Trouble is that my wife and I arent that good on best case scenarios.

I find myself bubbling with barely contained fury at the moment. The sort of anger that can find no release and leaks out into other unrelated areas of my life. Interactions with my uniquely irritating family for instance who are taking a right kicking at the moment. It's just that there is no one to blame! I could have blamed God if the fucker had bothered to exist. I could have thrown my fist at the sky and denounced him for the coward, the liar, the bully that he is. But I dont believe in god. So who is there? Do I call Richard Dawkins a cunt? Do I desecrate Douglas Adams'grave? Do I sent Stephen Fry a turd in some tupperware. Well I've done all that and I don't feel a bit better for it.
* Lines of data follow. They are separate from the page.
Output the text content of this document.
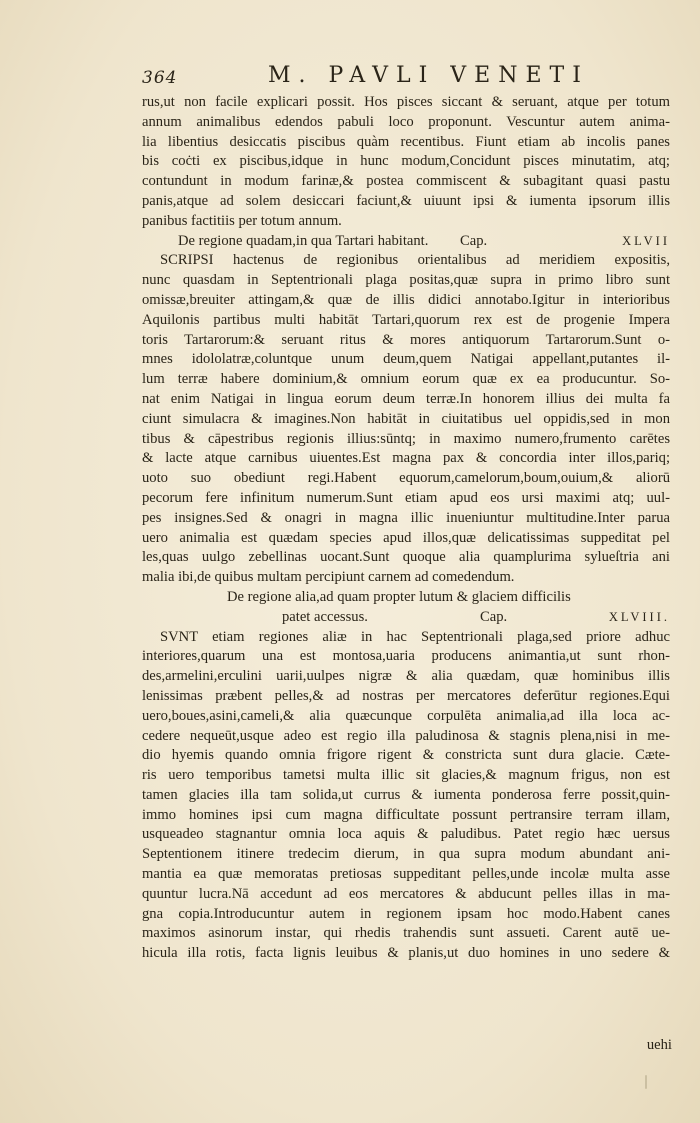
364	M. PAVLI VENETI
rus,ut non facile explicari possit. Hos pisces siccant & seruant, atque per totum
annum animalibus edendos pabuli loco proponunt. Vescuntur autem anima-
lia libentius desiccatis piscibus quàm recentibus. Fiunt etiam ab incolis panes
bis coċti ex piscibus,idque in hunc modum,Concidunt pisces minutatim, atq;
contundunt in modum farinæ,& postea commiscent & subagitant quasi pastu
panis,atque ad solem desiccari faciunt,& uiuunt ipsi & iumenta ipsorum illis
panibus factitiis per totum annum.
De regione quadam,in qua Tartari habitant. Cap.	XLVII
SCRIPSI hactenus de regionibus orientalibus ad meridiem expositis,
nunc quasdam in Septentrionali plaga positas,quæ supra in primo libro sunt
omissæ,breuiter attingam,& quæ de illis didici annotabo.Igitur in interioribus
Aquilonis partibus multi habitāt Tartari,quorum rex est de progenie Impera
toris Tartarorum:& seruant ritus & mores antiquorum Tartarorum.Sunt o-
mnes idololatræ,coluntque unum deum,quem Natigai appellant,putantes il-
lum terræ habere dominium,& omnium eorum quæ ex ea producuntur. So-
nat enim Natigai in lingua eorum deum terræ.In honorem illius dei multa fa
ciunt simulacra & imagines.Non habitāt in ciuitatibus uel oppidis,sed in mon
tibus & cāpestribus regionis illius:sūntq; in maximo numero,frumento carētes
& lacte atque carnibus uiuentes.Est magna pax & concordia inter illos,pariq;
uoto suo obediunt regi.Habent equorum,camelorum,boum,ouium,& aliorū
pecorum fere infinitum numerum.Sunt etiam apud eos ursi maximi atq; uul-
pes insignes.Sed & onagri in magna illic inueniuntur multitudine.Inter parua
uero animalia est quædam species apud illos,quæ delicatissimas suppeditat pel
les,quas uulgo zebellinas uocant.Sunt quoque alia quamplurima sylueſtria ani
malia ibi,de quibus multam percipiunt carnem ad comedendum.
De regione alia,ad quam propter lutum & glaciem difficilis
patet accessus.	Cap.	XLVIII.
SVNT etiam regiones aliæ in hac Septentrionali plaga,sed priore adhuc
interiores,quarum una est montosa,uaria producens animantia,ut sunt rhon-
des,armelini,erculini uarii,uulpes nigræ & alia quædam, quæ hominibus illis
lenissimas præbent pelles,& ad nostras per mercatores deferūtur regiones.Equi
uero,boues,asini,cameli,& alia quæcunque corpulēta animalia,ad illa loca ac-
cedere nequeūt,usque adeo est regio illa paludinosa & stagnis plena,nisi in me-
dio hyemis quando omnia frigore rigent & constricta sunt dura glacie. Cæte-
ris uero temporibus tametsi multa illic sit glacies,& magnum frigus, non est
tamen glacies illa tam solida,ut currus & iumenta ponderosa ferre possit,quin-
immo homines ipsi cum magna difficultate possunt pertransire terram illam,
usqueadeo stagnantur omnia loca aquis & paludibus. Patet regio hæc uersus
Septentionem itinere tredecim dierum, in qua supra modum abundant ani-
mantia ea quæ memoratas pretiosas suppeditant pelles,unde incolæ multa asse
quuntur lucra.Nā accedunt ad eos mercatores & abducunt pelles illas in ma-
gna copia.Introducuntur autem in regionem ipsam hoc modo.Habent canes
maximos asinorum instar, qui rhedis trahendis sunt assueti. Carent autē ue-
hicula illa rotis, facta lignis leuibus & planis,ut duo homines in uno sedere &
uehi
There is nowhere for this rage to go. I need a "Fantastic Voyage". I need to shrink right down and take on cancer, mano a mano. Queensbury rules be bollocksed. I want to hurt you.I want to fucking hurt you cancer.

Tuesday 26 October 2010

Wild Duck Chase

I left work to be with my wife and we went from the "Imaging Room" at The Whittington, up the hill to Waterlow Park. It was a beautiful day but unfortunately renovations to the Waterlow Cafe ruined our tranquility and we trudged off for a glass of wine and some onion soup in the Cafe Rouge. Then we took a long stroll through the whispering trees and wheezing joggers of The Parkland Walk; an abandoned train line left over from Dr Beechings cuts, now overgrown and full of bats and monkjack deer (never seen either). We alighted at Crouch End and I continued my search for ducks.

There were none in Waitrose, Budgens, Tescos or Marks and Spencers. I bought a couple of bottles of South African red and we continued our search. We made it to Finsbury Park. No duck in the Sainsburys. Tescos offered something called a "duck crown" and sold "duck legs" separately; a self assembley duck, if you will. I won't. We weighed up the pros and cons and finally trudged over to Green Lanes where the Sainsburys is so big that they have to have two everything; it's a noahs ark of rotting pumpkins and scowling, indifferent staff.
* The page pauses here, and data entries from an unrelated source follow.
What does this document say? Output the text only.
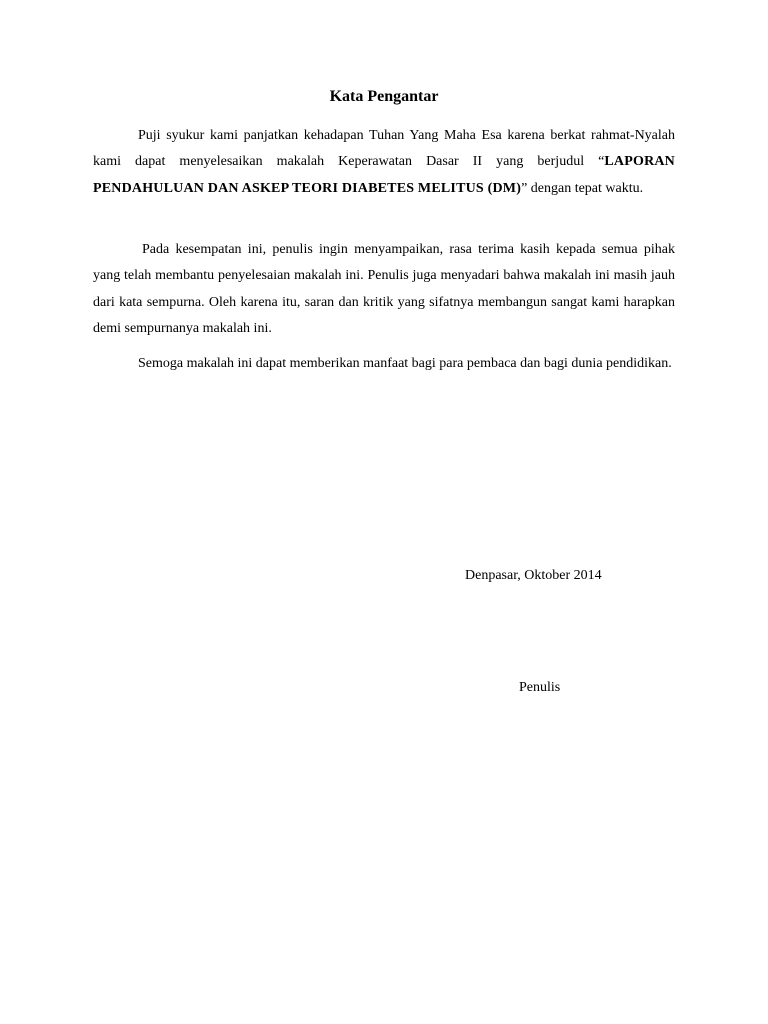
Kata Pengantar

Puji syukur kami panjatkan kehadapan Tuhan Yang Maha Esa karena berkat rahmat-Nyalah kami dapat menyelesaikan makalah Keperawatan Dasar II yang berjudul “LAPORAN PENDAHULUAN DAN ASKEP TEORI DIABETES MELITUS (DM)” dengan tepat waktu.

Pada kesempatan ini, penulis ingin menyampaikan, rasa terima kasih kepada semua pihak yang telah membantu penyelesaian makalah ini. Penulis juga menyadari bahwa makalah ini masih jauh dari kata sempurna. Oleh karena itu, saran dan kritik yang sifatnya membangun sangat kami harapkan demi sempurnanya makalah ini.

Semoga makalah ini dapat memberikan manfaat bagi para pembaca dan bagi dunia pendidikan.

Denpasar, Oktober 2014
Penulis
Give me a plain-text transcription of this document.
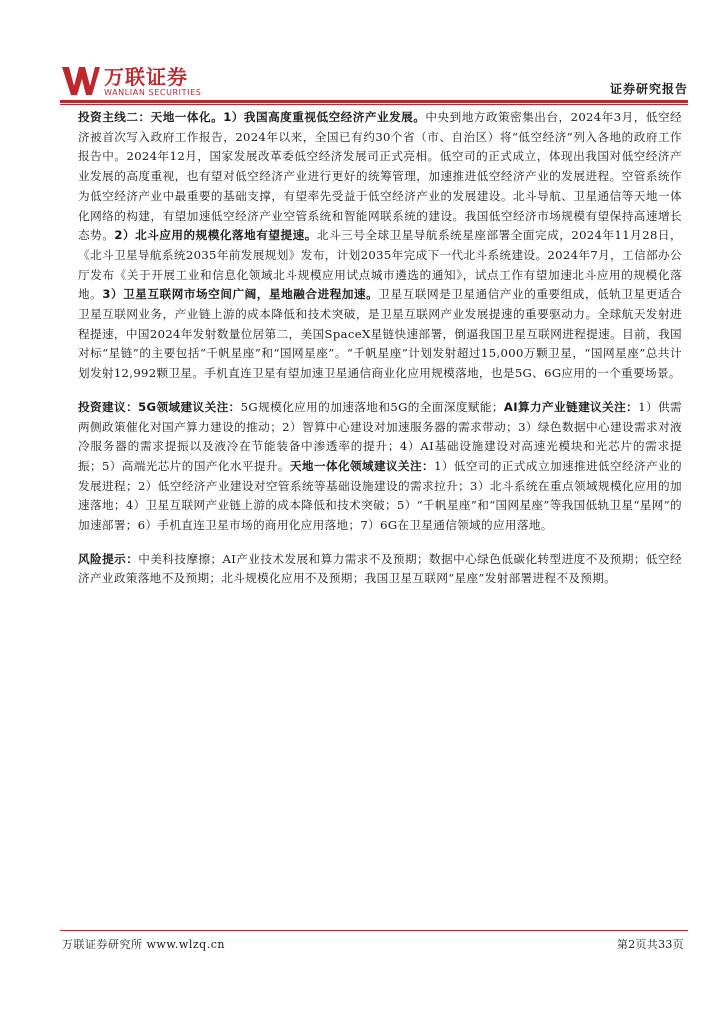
万联证券
WANLIAN SECURITIES	证券研究报告

投资主线二：天地一体化。1）我国高度重视低空经济产业发展。中央到地方政策密集出台，2024年3月，低空经济被首次写入政府工作报告，2024年以来，全国已有约30个省（市、自治区）将“低空经济”列入各地的政府工作报告中。2024年12月，国家发展改革委低空经济发展司正式亮相。低空司的正式成立，体现出我国对低空经济产业发展的高度重视，也有望对低空经济产业进行更好的统筹管理，加速推进低空经济产业的发展进程。空管系统作为低空经济产业中最重要的基础支撑，有望率先受益于低空经济产业的发展建设。北斗导航、卫星通信等天地一体化网络的构建，有望加速低空经济产业空管系统和智能网联系统的建设。我国低空经济市场规模有望保持高速增长态势。2）北斗应用的规模化落地有望提速。北斗三号全球卫星导航系统星座部署全面完成，2024年11月28日，《北斗卫星导航系统2035年前发展规划》发布，计划2035年完成下一代北斗系统建设。2024年7月，工信部办公厅发布《关于开展工业和信息化领域北斗规模应用试点城市遴选的通知》，试点工作有望加速北斗应用的规模化落地。3）卫星互联网市场空间广阔，星地融合进程加速。卫星互联网是卫星通信产业的重要组成，低轨卫星更适合卫星互联网业务，产业链上游的成本降低和技术突破，是卫星互联网产业发展提速的重要驱动力。全球航天发射进程提速，中国2024年发射数量位居第二，美国SpaceX星链快速部署，倒逼我国卫星互联网进程提速。目前，我国对标“星链”的主要包括“千帆星座”和“国网星座”。“千帆星座”计划发射超过15,000万颗卫星，“国网星座”总共计划发射12,992颗卫星。手机直连卫星有望加速卫星通信商业化应用规模落地，也是5G、6G应用的一个重要场景。

投资建议：5G领域建议关注：5G规模化应用的加速落地和5G的全面深度赋能；AI算力产业链建议关注：1）供需两侧政策催化对国产算力建设的推动；2）智算中心建设对加速服务器的需求带动；3）绿色数据中心建设需求对液冷服务器的需求提振以及液冷在节能装备中渗透率的提升；4）AI基础设施建设对高速光模块和光芯片的需求提振；5）高端光芯片的国产化水平提升。天地一体化领域建议关注：1）低空司的正式成立加速推进低空经济产业的发展进程；2）低空经济产业建设对空管系统等基础设施建设的需求拉升；3）北斗系统在重点领域规模化应用的加速落地；4）卫星互联网产业链上游的成本降低和技术突破；5）“千帆星座”和“国网星座”等我国低轨卫星“星网”的加速部署；6）手机直连卫星市场的商用化应用落地；7）6G在卫星通信领域的应用落地。

风险提示：中美科技摩擦；AI产业技术发展和算力需求不及预期；数据中心绿色低碳化转型进度不及预期；低空经济产业政策落地不及预期；北斗规模化应用不及预期；我国卫星互联网“星座”发射部署进程不及预期。

万联证券研究所 www.wlzq.cn	第2页共33页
They had a duck! With giblets! Success. By this point we had been walking for about four hours and had been talking constantly. We had been through shell-shocked, to weeping anger, to stiff lipped denial and were now in a good place - chatting and joking. By the time we got home and I opened a bottle of white ( a cheap but rather nice vouvray) we were almost happy.

The duck was a success (though the giblet stock wasnt really worth the hour and a half it took to make) and our cotton wedding anniversary was memorable - if only for being one we woould rather forget.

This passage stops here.